My Movie Madness and Kurt Vonnegut

So, I’m moving down the street towards my flat after an exam on Developing African States. It’s more of a shuffle, actually. Since the exam has gone well I have decided a treat is in order and I am toting a bag of reward goodies. As I come to a crossroads near my flat, a man a few yards ahead of me is trying to start his car. The engine clicks, struggling to turn over without any luck.

At this sound, I halt, turn and shoot down the other street, away from the car. The sky gets darker and my will to get home for an afternoon of celebratory gluttony strengthens. I hook a support finger through the plastic loops of my grocery bag and push into a turtle-ish third gear. As I “speed up” the car’s engine finally catches and starts. There is no moment of realization and I am not surprised. I know exactly why I didn’t pass by the car; I fully expected it to explode.

Storytelling master Kurt Vonnegut once said, “People have been hearing fantastic stories since time began. The problem is, they think life is supposed to be like the stories.” Of this observation, I am as guilty as a former football star with a breakfast drink nickname.

So, look at the typical disaster movie. In the beginning of the movie everything is ordinary, then something horrible happens, the strength of the human condition is tested and then the horrible thing is corrected and finally everything is back to normal, only it’s a little better because of the trials and tribulations shared by the characters.

Life is not like this. But I do my best to make it like this. I am conditioned by movies; but I am influenced by movies which are not necessarily what Mr. Vonnegut had in mind. This is why I expected the car to explode; anytime a car is having trouble turning over in a movie it eventually explodes.
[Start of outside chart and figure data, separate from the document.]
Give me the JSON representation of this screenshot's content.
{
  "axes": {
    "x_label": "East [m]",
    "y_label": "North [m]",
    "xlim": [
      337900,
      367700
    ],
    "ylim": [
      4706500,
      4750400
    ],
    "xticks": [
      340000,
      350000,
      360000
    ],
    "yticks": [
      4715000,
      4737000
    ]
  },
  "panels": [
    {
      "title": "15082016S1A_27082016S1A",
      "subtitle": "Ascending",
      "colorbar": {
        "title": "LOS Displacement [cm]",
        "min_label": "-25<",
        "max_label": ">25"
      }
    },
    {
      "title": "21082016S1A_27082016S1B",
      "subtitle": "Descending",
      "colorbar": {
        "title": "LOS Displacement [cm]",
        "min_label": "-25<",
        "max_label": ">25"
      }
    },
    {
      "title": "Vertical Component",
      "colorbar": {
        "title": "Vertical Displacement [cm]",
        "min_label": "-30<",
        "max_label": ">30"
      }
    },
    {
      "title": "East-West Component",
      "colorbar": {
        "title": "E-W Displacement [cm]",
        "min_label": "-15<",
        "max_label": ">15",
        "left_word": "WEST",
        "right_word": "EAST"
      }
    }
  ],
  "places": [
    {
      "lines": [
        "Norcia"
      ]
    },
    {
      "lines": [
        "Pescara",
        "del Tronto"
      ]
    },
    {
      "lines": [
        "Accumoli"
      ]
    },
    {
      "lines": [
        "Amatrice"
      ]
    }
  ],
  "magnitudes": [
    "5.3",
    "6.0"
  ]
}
This explosion theme has a twin. Anytime someone leaves a bag on a chair and walks away from it, I expect it to explode; the influences are mafia and spy films. These spy films have long fingers. If I happen upon two people talking in the park I always feel that I have just accidentally involved myself in an international espionage ring.
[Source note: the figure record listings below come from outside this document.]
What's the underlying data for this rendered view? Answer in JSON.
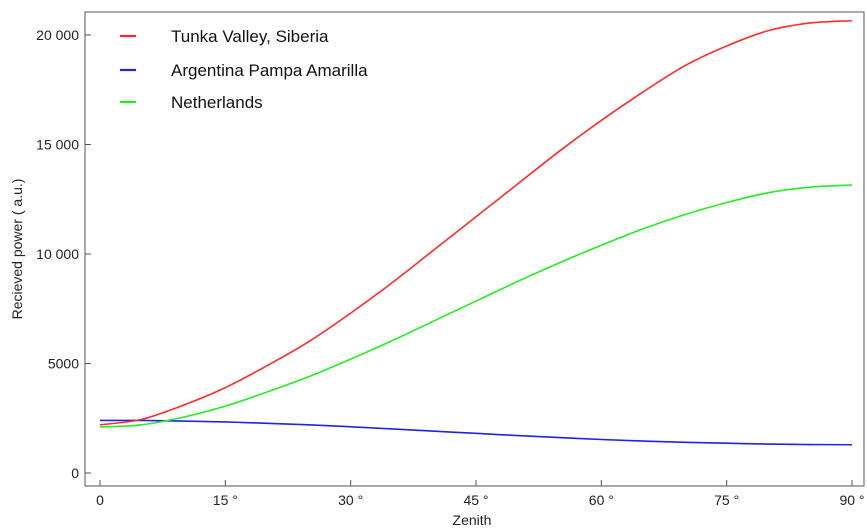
{
  "chart_data": {
    "type": "line",
    "xlabel": "Zenith",
    "ylabel": "Recieved power ( a.u.)",
    "xlim": [
      0,
      90
    ],
    "ylim": [
      0,
      21000
    ],
    "x_ticks": [
      {
        "value": 0,
        "label": "0"
      },
      {
        "value": 15,
        "label": "15 °"
      },
      {
        "value": 30,
        "label": "30 °"
      },
      {
        "value": 45,
        "label": "45 °"
      },
      {
        "value": 60,
        "label": "60 °"
      },
      {
        "value": 75,
        "label": "75 °"
      },
      {
        "value": 90,
        "label": "90 °"
      }
    ],
    "y_ticks": [
      {
        "value": 0,
        "label": "0"
      },
      {
        "value": 5000,
        "label": "5000"
      },
      {
        "value": 10000,
        "label": "10 000"
      },
      {
        "value": 15000,
        "label": "15 000"
      },
      {
        "value": 20000,
        "label": "20 000"
      }
    ],
    "grid": false,
    "legend_position": "top-left",
    "x": [
      0,
      5,
      10,
      15,
      20,
      25,
      30,
      35,
      40,
      45,
      50,
      55,
      60,
      65,
      70,
      75,
      80,
      85,
      90
    ],
    "series": [
      {
        "name": "Tunka Valley, Siberia",
        "color": "#ff2a2a",
        "values": [
          2200,
          2450,
          3100,
          3900,
          4900,
          6000,
          7300,
          8700,
          10200,
          11700,
          13200,
          14700,
          16100,
          17400,
          18600,
          19500,
          20200,
          20550,
          20650
        ]
      },
      {
        "name": "Argentina Pampa Amarilla",
        "color": "#2222e6",
        "values": [
          2400,
          2400,
          2370,
          2330,
          2270,
          2200,
          2110,
          2010,
          1910,
          1810,
          1710,
          1620,
          1530,
          1460,
          1400,
          1360,
          1320,
          1300,
          1290
        ]
      },
      {
        "name": "Netherlands",
        "color": "#22ee22",
        "values": [
          2100,
          2200,
          2550,
          3050,
          3700,
          4400,
          5200,
          6050,
          6950,
          7850,
          8750,
          9600,
          10400,
          11150,
          11800,
          12350,
          12800,
          13050,
          13150
        ]
      }
    ]
  }
}
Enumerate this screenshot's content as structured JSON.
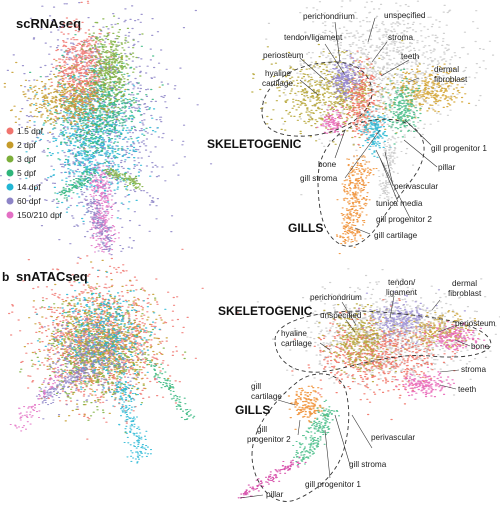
{
  "panels": {
    "top": {
      "letter": "",
      "title": "scRNAseq"
    },
    "bottom": {
      "letter": "b",
      "title": "snATACseq"
    }
  },
  "legend": {
    "items": [
      {
        "label": "1.5 dpf",
        "color": "#f0746e"
      },
      {
        "label": "2 dpf",
        "color": "#c59b2a"
      },
      {
        "label": "3 dpf",
        "color": "#7cae3a"
      },
      {
        "label": "5 dpf",
        "color": "#2fb57b"
      },
      {
        "label": "14 dpf",
        "color": "#22b6d4"
      },
      {
        "label": "60 dpf",
        "color": "#8d84c7"
      },
      {
        "label": "150/210 dpf",
        "color": "#e36fc4"
      }
    ]
  },
  "groups": {
    "rna_skeletogenic": "SKELETOGENIC",
    "rna_gills": "GILLS",
    "atac_skeletogenic": "SKELETOGENIC",
    "atac_gills": "GILLS"
  },
  "rna_labels": {
    "perichondrium": "perichondrium",
    "unspecified": "unspecified",
    "tendon": "tendon/ligament",
    "stroma": "stroma",
    "teeth": "teeth",
    "periosteum": "periosteum",
    "hyaline1": "hyaline",
    "hyaline2": "cartilage",
    "dermal1": "dermal",
    "dermal2": "fibroblast",
    "gill_prog1": "gill progenitor 1",
    "pillar": "pillar",
    "bone": "bone",
    "gill_stroma": "gill stroma",
    "perivascular": "perivascular",
    "tunica": "tunica media",
    "gill_prog2": "gill progenitor 2",
    "gill_cartilage": "gill cartilage"
  },
  "atac_labels": {
    "perichondrium": "perichondrium",
    "tendon1": "tendon/",
    "tendon2": "ligament",
    "dermal1": "dermal",
    "dermal2": "fibroblast",
    "unspecified": "unspecified",
    "periosteum": "periosteum",
    "bone": "bone",
    "hyaline1": "hyaline",
    "hyaline2": "cartilage",
    "stroma": "stroma",
    "teeth": "teeth",
    "gill_cart1": "gill",
    "gill_cart2": "cartilage",
    "gill_prog2a": "gill",
    "gill_prog2b": "progenitor 2",
    "perivascular": "perivascular",
    "gill_stroma": "gill stroma",
    "gill_prog1": "gill progenitor 1",
    "pillar": "pillar"
  },
  "colors": {
    "unspecified": "#c8c8c8",
    "stroma": "#f06a5c",
    "hyaline": "#b3a22e",
    "perichondrium": "#8f7fd0",
    "tendon": "#9c8fd6",
    "periosteum": "#c9a33a",
    "dermal": "#d2a12a",
    "bone": "#e85fb4",
    "teeth": "#e85fb4",
    "gill": "#3fba82",
    "gill_cartilage": "#ef8a2a",
    "pillar": "#d23aa0",
    "cyan": "#22b6d4"
  }
}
Horror movies have had their way with my brain too. If horror movies have taught me anything it is that the bathroom is a bad place to be. Every time I close one of the side mirrors of the medicine cabinet I expect to be horrified by a ghoulish face behind me. When opening my eyes after washing my face in the shower I am convinced that the girl from The Ring will be handing me a wash cloth. These are far worse at night. Should I see a priest walking down the street, I am certain that he’s en route to fight a head-spinning little girl who is vomiting on her mother and speaking English backwards.
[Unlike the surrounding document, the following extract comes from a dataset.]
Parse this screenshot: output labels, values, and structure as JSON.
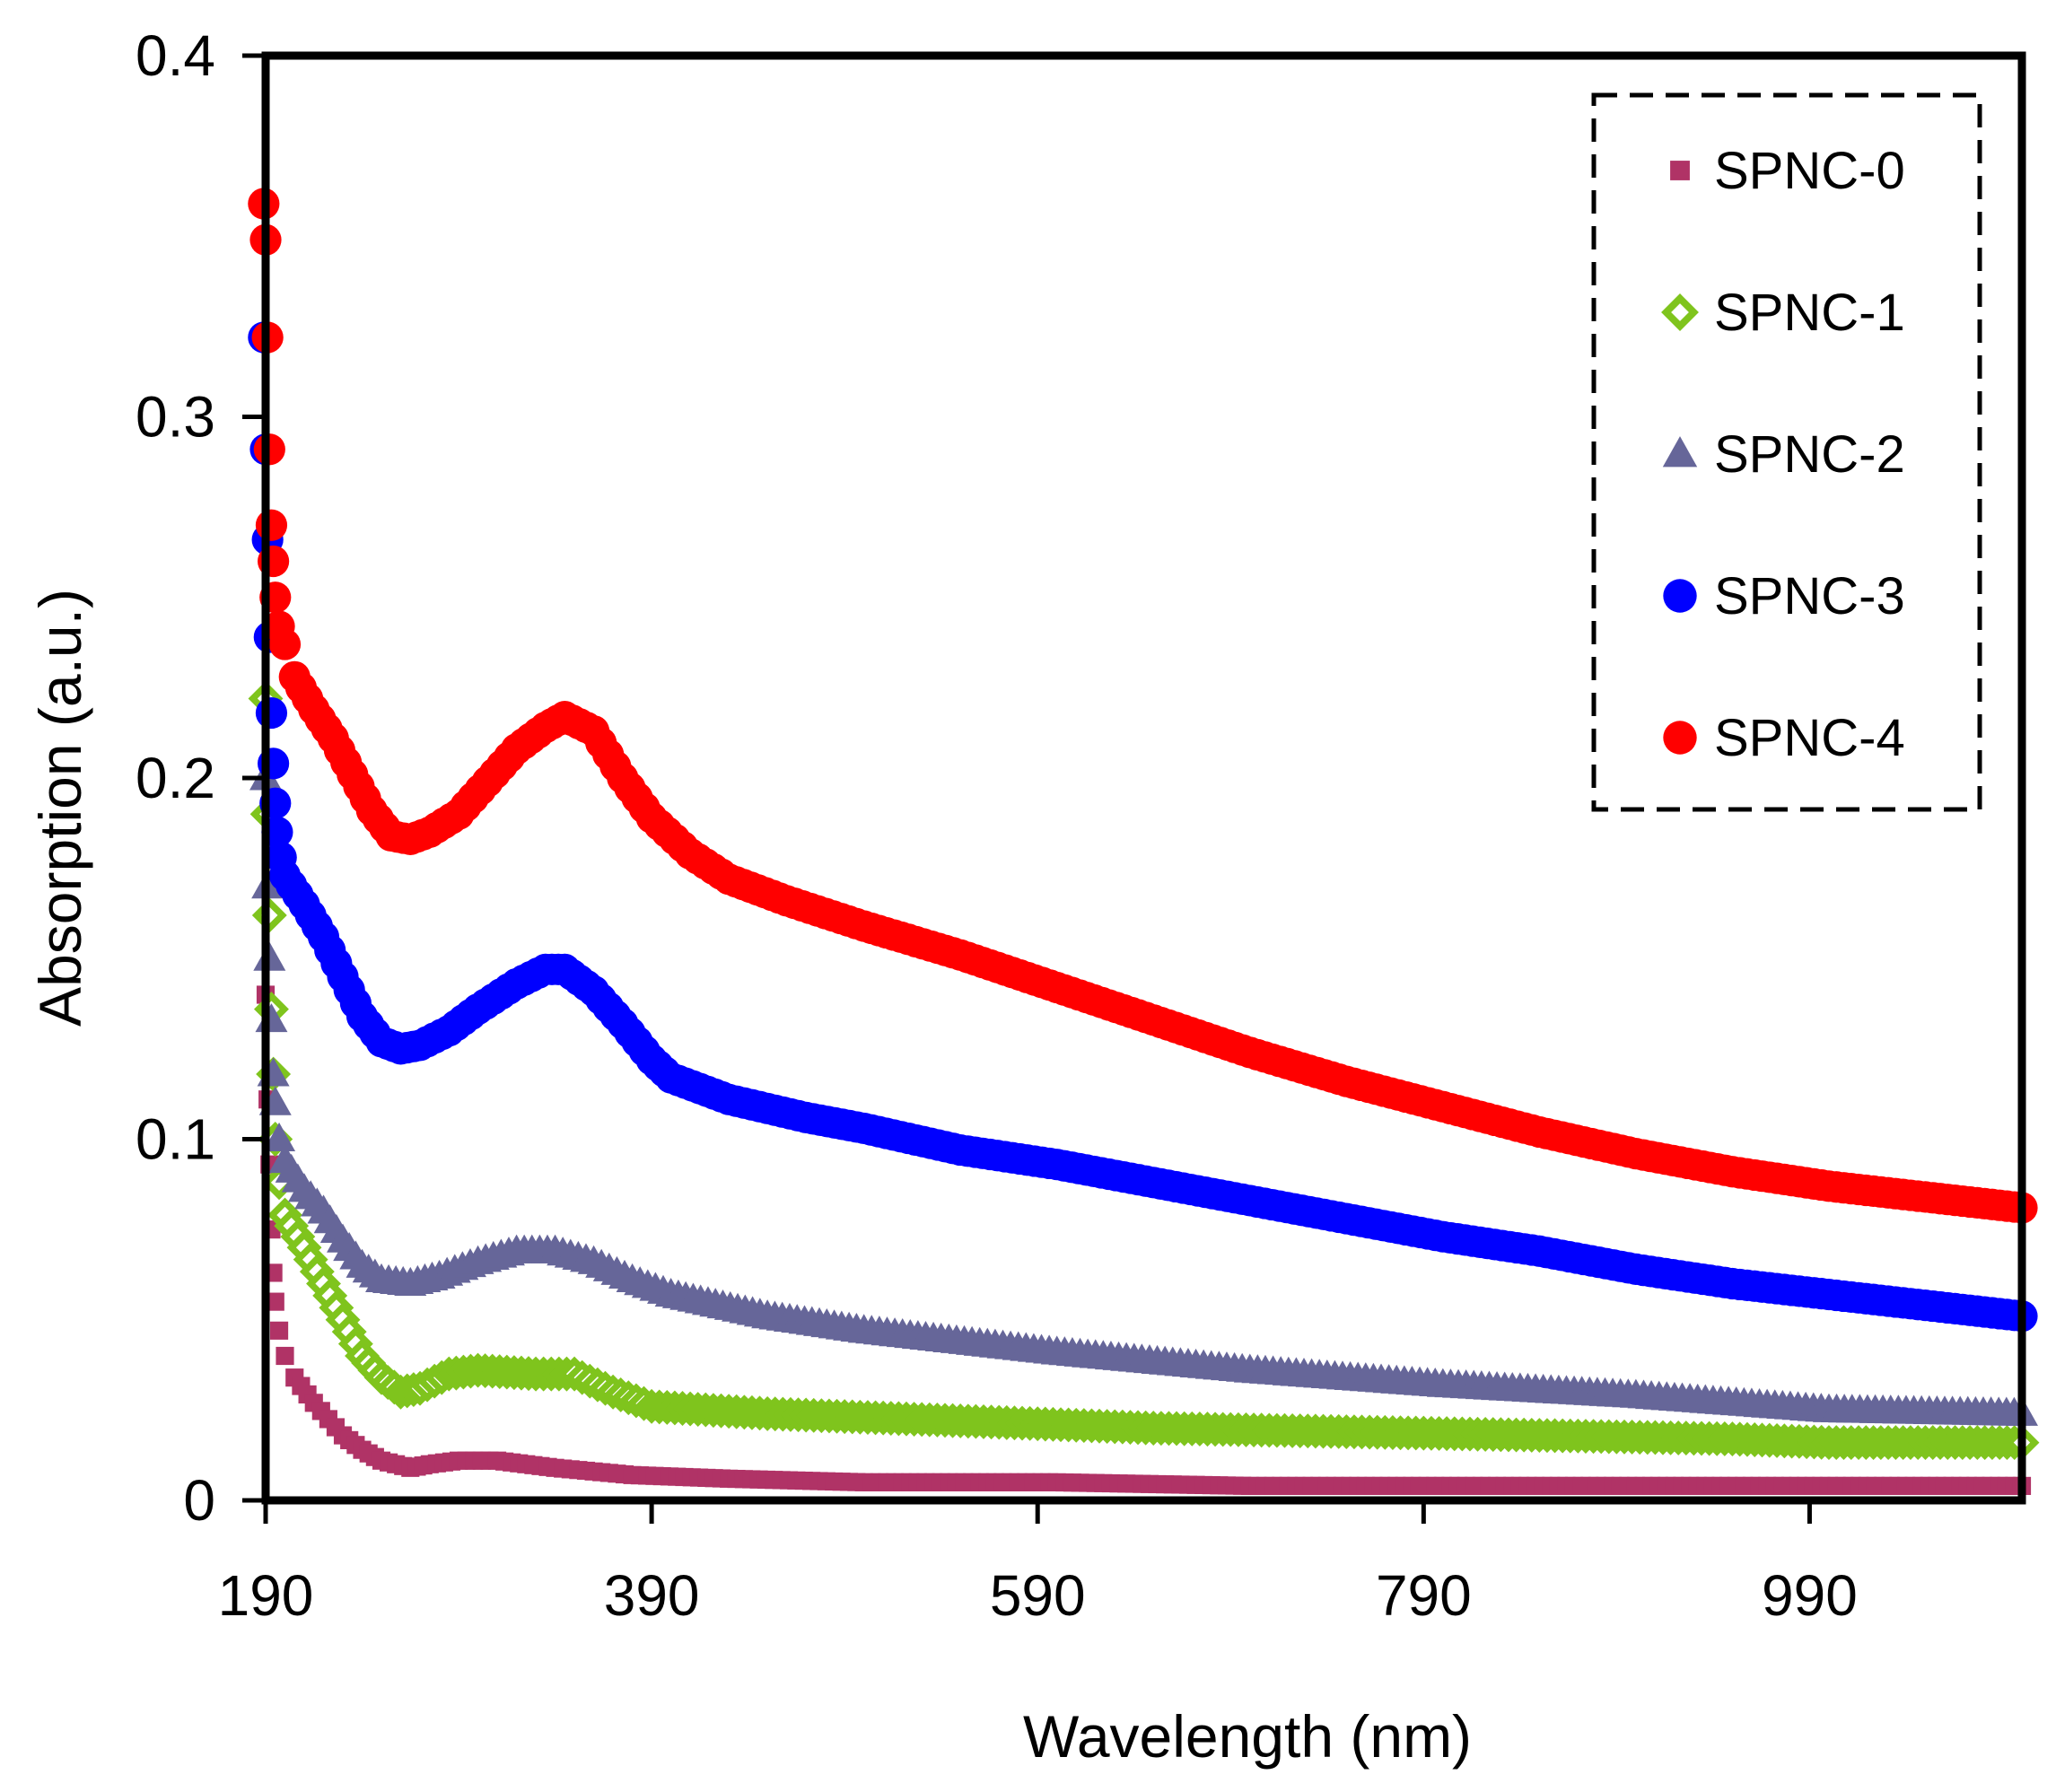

And at thirty-hrmfrr years old, I never enter my building at night without pretending that a werewolf is right on my heels.

I get home about five minutes after the non-explosion of the car. I put my celebration grub on the counter: two pizzas, fish sticks, French fries, a box of cheese sticks and a can of sardines for the cat. I take off my sweater vest and trousers and slip into a sweat shirt and jeans. The cat digs into the sardines as I put the (first) pizza into the oven. I put on Beethoven, sit on the couch and start reading about Indian political structures.

Mr. Vonnegut was right; we do imagine our lives as movies. But what the hell, the sweater-vested cat owners of the world need to have fun too. Later, I’ll head down to the pub and tomorrow morning, the swimming pool. I can’t even begin to tell you what my imagination does in those places.

What is your movie madness influence?

  1. #1 by Andy on January 26, 2012 - 4:13 pm

    D, as an avid movie watcher, I am shocked – SHOCKED! – that your favorite director didn’t even get a mention in this one. If Michael Bay has taught us anything, it is that EVERYTHING explodes.